Arteries- brisk upstroke, low resistance with normal RI of 0.6 to 0.8. Normal velocity main renal artery <200 cm/sec. Veins- may be monophasic with continuous flow or demonstrate some pulsatility with cardiac cycle.


ATN:
 Occurs to some extent in all cadaveric transplants. Most common cause of delayed graft function (need for dialysis in 2 weeks post transplant). Non-specific imaging features: normal or changes in echogenicity, qualitatively decreased color flow, RI may be normal or increased.


Rejection:
Hyperacute- rarely imaged since it occurs during surgery. Acute- occurs in up to 40% in first few weeks and is a poor long term prognostic indicator. Similar US and radionuclide findings. US findings non-specific.

Most common cause of late graft loss. Progressive loss renal function beginning 3 months after transplant. Patients with acute rejection are predisposed. US- Cortical thinning, mild hydronephrosis, prominent sinus fat, dystrophic calcifications, decreased color, normal or increased RI.


Hydronephrosis
Obstruction is rare, though will usually be at UV junction from stricture or intra-luminal lesion. Mild pelvocaliectasis may be 2º overhydration, decreased ureteric tone, U-V reflux.


Renal artery thrombosis
Occurs in < 1% typically within first month. Most common cause is acute rejection with retrograde thrombosis of small to large arteries. Other causes: pediatric kidneys, emboli, acquired stenosis, hypotension, vascular kink, hypercoagulable state, poor anastomosis, trauma. US: Absent arterial and venous flow in kidney and main renal artery.

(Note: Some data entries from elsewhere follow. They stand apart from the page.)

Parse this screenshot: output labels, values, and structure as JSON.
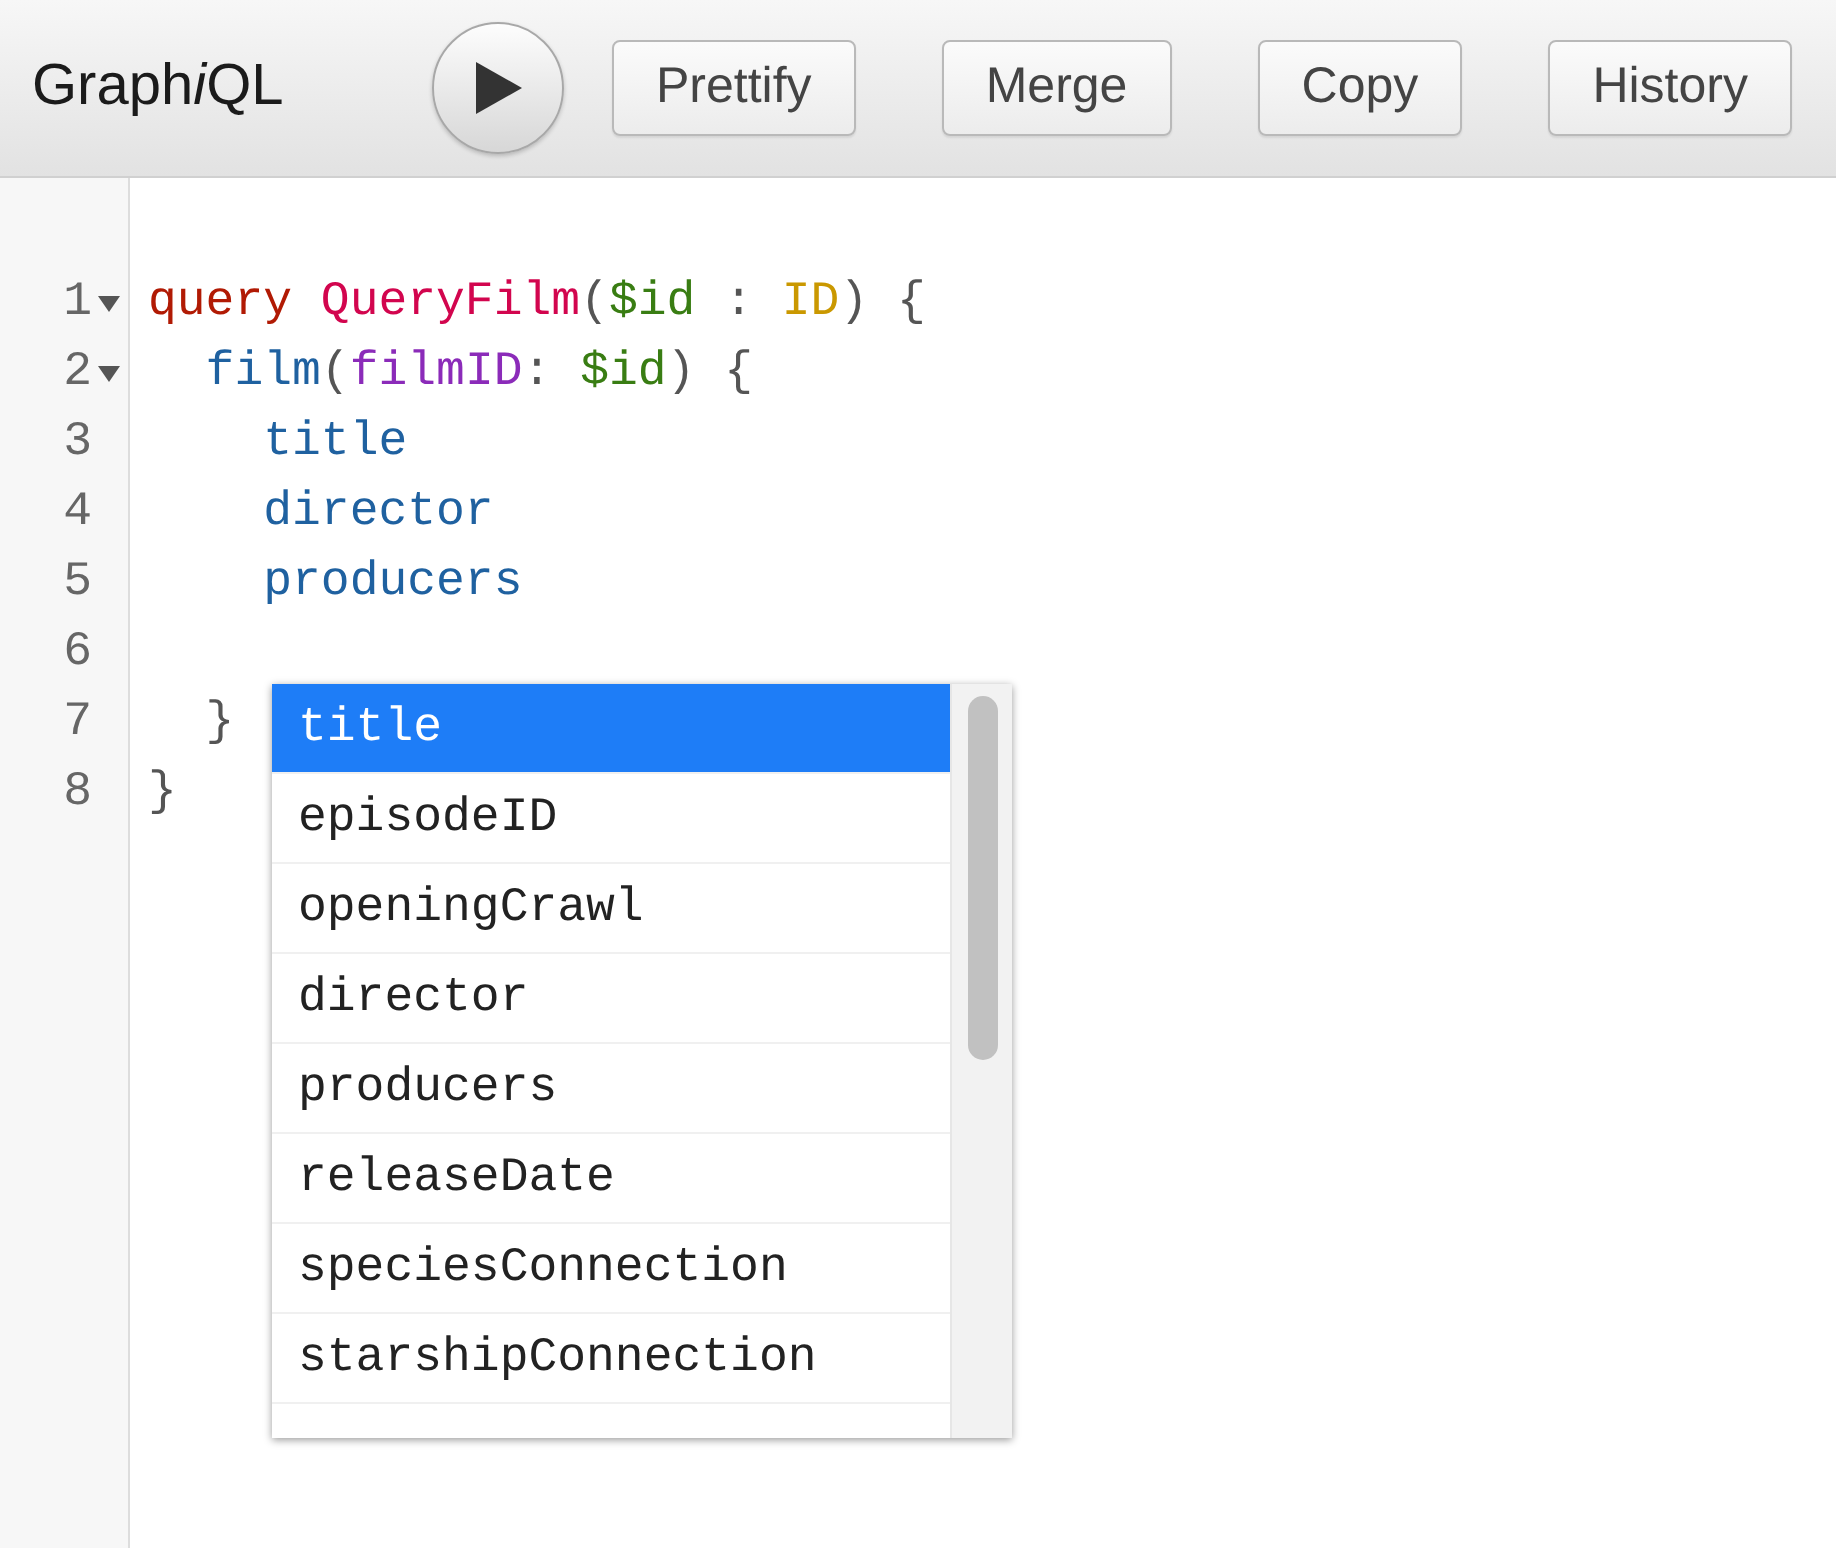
{
  "toolbar": {
    "logo": "Graph",
    "logo_italic": "i",
    "logo_end": "QL",
    "buttons": [
      "Prettify",
      "Merge",
      "Copy",
      "History"
    ]
  },
  "editor": {
    "lines": [
      {
        "number": "1",
        "fold_marker": true,
        "tokens": [
          {
            "kind": "keyword",
            "text": "query "
          },
          {
            "kind": "def",
            "text": "QueryFilm"
          },
          {
            "kind": "punct",
            "text": "("
          },
          {
            "kind": "variable",
            "text": "$id"
          },
          {
            "kind": "punct",
            "text": " : "
          },
          {
            "kind": "type",
            "text": "ID"
          },
          {
            "kind": "punct",
            "text": ") {"
          }
        ]
      },
      {
        "number": "2",
        "fold_marker": true,
        "tokens": [
          {
            "kind": "property",
            "text": "  film"
          },
          {
            "kind": "punct",
            "text": "("
          },
          {
            "kind": "attribute",
            "text": "filmID"
          },
          {
            "kind": "punct",
            "text": ": "
          },
          {
            "kind": "variable",
            "text": "$id"
          },
          {
            "kind": "punct",
            "text": ") {"
          }
        ]
      },
      {
        "number": "3",
        "fold_marker": false,
        "tokens": [
          {
            "kind": "property",
            "text": "    title"
          }
        ]
      },
      {
        "number": "4",
        "fold_marker": false,
        "tokens": [
          {
            "kind": "property",
            "text": "    director"
          }
        ]
      },
      {
        "number": "5",
        "fold_marker": false,
        "tokens": [
          {
            "kind": "property",
            "text": "    producers"
          }
        ]
      },
      {
        "number": "6",
        "fold_marker": false
      },
      {
        "number": "7",
        "fold_marker": false,
        "tokens": [
          {
            "kind": "punct",
            "text": "  }"
          }
        ]
      },
      {
        "number": "8",
        "fold_marker": false,
        "tokens": [
          {
            "kind": "punct",
            "text": "}"
          }
        ]
      }
    ]
  },
  "autocomplete": {
    "items": [
      {
        "label": "title",
        "selected": true
      },
      {
        "label": "episodeID",
        "selected": false
      },
      {
        "label": "openingCrawl",
        "selected": false
      },
      {
        "label": "director",
        "selected": false
      },
      {
        "label": "producers",
        "selected": false
      },
      {
        "label": "releaseDate",
        "selected": false
      },
      {
        "label": "speciesConnection",
        "selected": false
      },
      {
        "label": "starshipConnection",
        "selected": false
      }
    ]
  }
}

Most common vascular complication in up to 10% in first year. Three possible sites:
 – Donor portion, typically at end-to-side anastomosis
– Recipient portion- more uncommon, from intraoperative clamp or intrinsic atherosclerosis
– At anastomosis- more frequent in end-to-end anastomoses

US Findings of RAS
 Parvus-tardus flow in intra-parenchymal vessels. Use color Doppler to locate stenosis. Peak systolic velocities > 200 cm/sec with turbulent flow. False positive diagnoses may occur with abrupt turn in the main renal artery. With chronic rejection, segmental renal artery stenoses may occur.



AVM and PSA
 Both are typically the result of trauma during percutaneous biopsy. AVM- color shows focal area of mixed colors occasionally with feeding vessels. AVM produces vibrations which result in color assigned to the perivascular tissues.
PSA- may appear as a simple cyst on grey scale imaging but with typical swirling arterial flow on Doppler.


RV thrombosis
Occurs in up to 4% transplants. Sx: acute pain 2° swelling of kidney, oliguria in first week. Causes: surgical difficulties, hypovolemia, femoral/iliac vein thrombosis, compression by collections. US- absent venous flow, reversal of diastolic flow in artery. Kidney may be enlarged, hypoechoic.


RV stenosis
Grey Scale- normal or hypoechoic. Color Doppler- aliasing at stenotic site. Spectral Doppler- 3 to 4 times increase in velocity across the region indicates a hemodynamically significant stenosis.